Business Services Industry
Profit returns to Shangri-La as Asia booms - Brief Article
Business Asia, May 5, 2000
Hotel group Shangri-La Asia Ltd says it has rediscovered the earthly paradise of growing profits, thanks to Asia's economic recovery and rebounding consumer demand.
Net earnings in 1999 jumped 30 per cent to US$67.27 million from 1998's US$51.91 million, shooting just past the top end of analysts' forecasts of between US$59.7 million and US$66.9 million, the group reported.
It marked a return to growth after two punishing years. Profits fell to US$51.4 million in 1998 from US$95.3 million in 1997, after hitting a record US$139.7 million in 1996 since listing in 1993.
Chief financial officer Madhu Rao said the return to profit growth was mainly due to Asia's recovery and the return of tourists and business travellers, which helped lift occupancy rates.

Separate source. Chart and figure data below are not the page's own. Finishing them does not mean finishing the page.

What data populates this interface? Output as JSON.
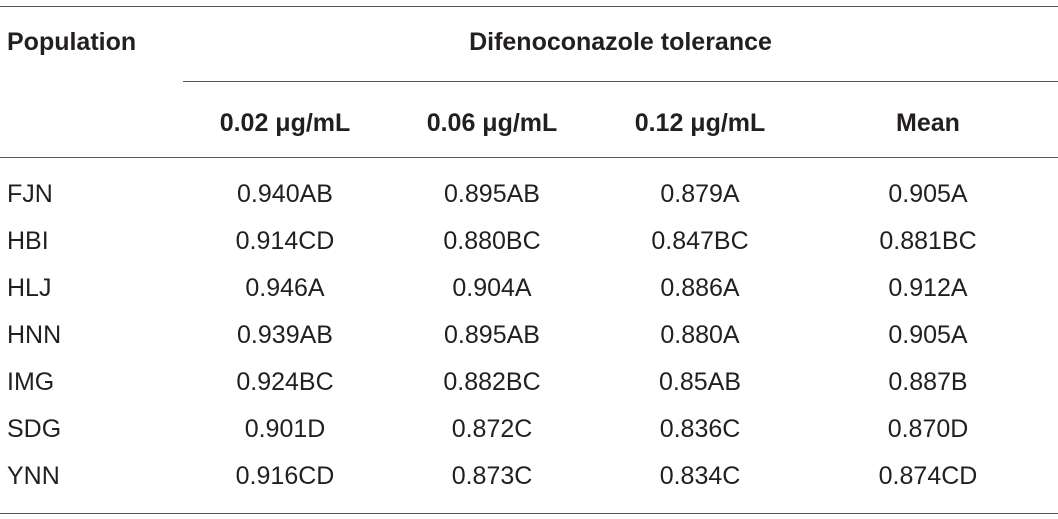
{
  "table": {
    "header": {
      "population_label": "Population",
      "group_label": "Difenoconazole tolerance",
      "columns": [
        "0.02 μg/mL",
        "0.06 μg/mL",
        "0.12 μg/mL",
        "Mean"
      ]
    },
    "rows": [
      {
        "population": "FJN",
        "values": [
          "0.940AB",
          "0.895AB",
          "0.879A",
          "0.905A"
        ]
      },
      {
        "population": "HBI",
        "values": [
          "0.914CD",
          "0.880BC",
          "0.847BC",
          "0.881BC"
        ]
      },
      {
        "population": "HLJ",
        "values": [
          "0.946A",
          "0.904A",
          "0.886A",
          "0.912A"
        ]
      },
      {
        "population": "HNN",
        "values": [
          "0.939AB",
          "0.895AB",
          "0.880A",
          "0.905A"
        ]
      },
      {
        "population": "IMG",
        "values": [
          "0.924BC",
          "0.882BC",
          "0.85AB",
          "0.887B"
        ]
      },
      {
        "population": "SDG",
        "values": [
          "0.901D",
          "0.872C",
          "0.836C",
          "0.870D"
        ]
      },
      {
        "population": "YNN",
        "values": [
          "0.916CD",
          "0.873C",
          "0.834C",
          "0.874CD"
        ]
      }
    ]
  }
}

Average occupany rates reached 66 per cent in 1999, up from 63 per cent in 1998, and in the months ahead the group was looking to increase room charges, which have either been slashed or frozen in the past two years, Rao said.
The company, which owns eight Shangri-Las in Hong Kong, the Philippines, Indonesia and Fiji, began making inroads into China in 1984 and owns 20 hotels and properties there.
Another four Shangri-La hotels are under construction in China. Together with 16 other hotels it manages but does not own in Singapore, Malaysia, Thailand, Indonesia, Canada, Myanmar, Taiwan and the Philippines, Shangri-La boasts 22,000 hotel rooms in all.
Looking ahead, Rao said the group was anxiously waiting for China's imminent entry into the World Trade Organisation, which would further boost business travel.
"Once the WTO issue is settled, we'll see a return of investment into China, we will see improvement in demand for (office) space, hotel rooms," Rao said.
While the slower pace of recovery in rents on mainland China was "a drag on earnings", Rao said: "The rate of decline in the yields have slowed."